As we prepare for a weekend the in which the Gators take the field seeking redemption, I dug through some statistics, as telling/useless as they can be,to find something that might shed some light as to what might happen this Saturday at 3:30.pm ET. One possibly deciding factor in the game could be each teams ability to convert 3rd downs.
Through three games in 2013, the Volunteers have posted a modest 44.44 percent third down conversion rate, with the numbers coming from Austin-Peay (7/11, 63.64%), Western Kentucky (4-10, 40%), and Oregon (5-15, 33.33%).
As it stands, it appears the Vols will be satisfied to achieve their season average of 44.44% against the nation's top third down defense. One of the most impressive statistics the Florida Gator defense has put up this year is the number two: That's the number of times their opponent has converted a third down attempt.. Part of the reason for this gaudy statistic is the Gators defense's ability to put their opponents (two very capable and fairly highly-esteemed offensive attacks) in difficult situations on third down, with only two attempts coming from shorter than seven yards through two games. One highly surprising detail to the Gators' statistics on third down: They have not allowed a single conversion on 3rd down by committing a penalty.

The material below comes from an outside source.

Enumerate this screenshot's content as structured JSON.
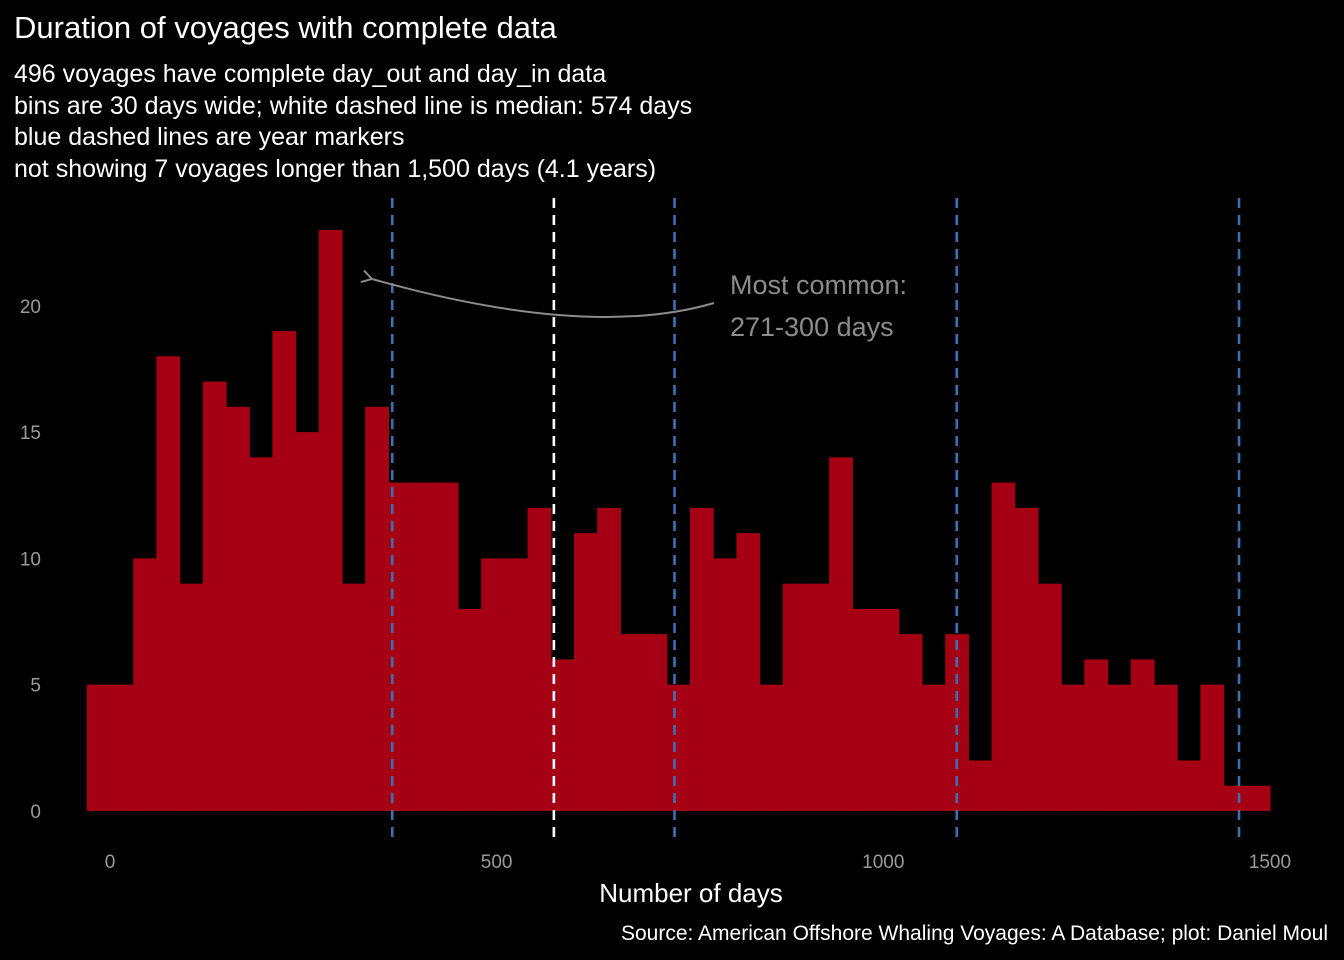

What you can get from these numbers is that the Gators thrive when they create long passing situations on 3rd down, largely due to their ability to force arid throws by the quarterback and obviously supported their pristine defensive backfield that generally keeps everything in front of them* (this feature could become much more significant with Jaylen Watkins move towards playing more reps at the safety position over less able pass defender, Marcus Maye). Creating these long 3rd down situations is bound to lead to more turnovers in the future for the Gators' defense, as seen in the tape of Florida vs. Miami where there are numerous (upwards of 5) dropped or at least tipped interceptions. Along with the tight coverage in the back comes more pressure on the quarterback and sacks as well, essentially turning the Gators' defense into a 'pick-your-poison' type of predicament for opposing offenses in the event they are stuck with 3rd and long.
As far as the Gator offense, they appear to have similar success to the Vols with a 44.44% 3rd down conversion rate as well. The main issue with the Gators' 3rd down offense is a noticeable struggle, though not necessarily a complete ineptitude, with definite passing situations on 3rd down and long. Thus far, the Gators have committed six turnovers, four fumbles and two interceptions, and four of these turnovers occurred on 3rd down. Of these specific four third down turnovers, three happened on 3rd and 6 yards or more, with the other (3rd and 3) being the interception where Jeff Driskel threw into a hoard of Miami defensive players in the endzone near the end of the first half, after scrambling in the backfield for several seconds. Overall, on 3rd down plays of 5 yards or shorter, the Gators' offense has converted ten of fifteen times (66.67%) as opposed to a much worse two of eleven (18.18%) on 3rd down plays of 6 yards or longer. As far as the Volunteers 3rd down defense, besides their performance against Austin Peay, it has been a fairly pedestrian 41.03% through three games in 2013.
A possibly revealing number comes from their matchup with Western Kentucky where they surrendered 53.33% of the Hilltopper's attempts on 3rd down a number that is even lower than the percentage of conversions they allowed this past week in Eugene against Oregon (50% on 6/12, despite running a whopping 76 plays; possibly a result of Oregon not requiring 3 downs to move the ball past the Volunteers' defense for first downs). The Gators, however, have had a tendency, spanning back to last year, of shooting themselves in the foot with penalties that have killed drives by putting Driskel in difficult passing situations where opposing defenses could simply stack the secondary the way they stack the box on early down plays due to predictable play call. If the Gators can shorten the field on 1st and 2nd down, creating short 3rd down situations, it could prove to be a long day for the thin depth of the Tennessee defensive line as the Gators look to return their power running game to form and as they look to trim down the number of turnovers and penalties.
As far as my hypothesis, I would venture to say that, given a relatively even turnover margin (+/- 2), the team with better success on 3rd down will see to a victory if it turns out being a close game. Based on that general hypothesis, its relatively easy to predict that the Gators comes out on top of the Volunteers who have similar offensive woes, but lack severely what the Gators do not on the defensive side of the ball.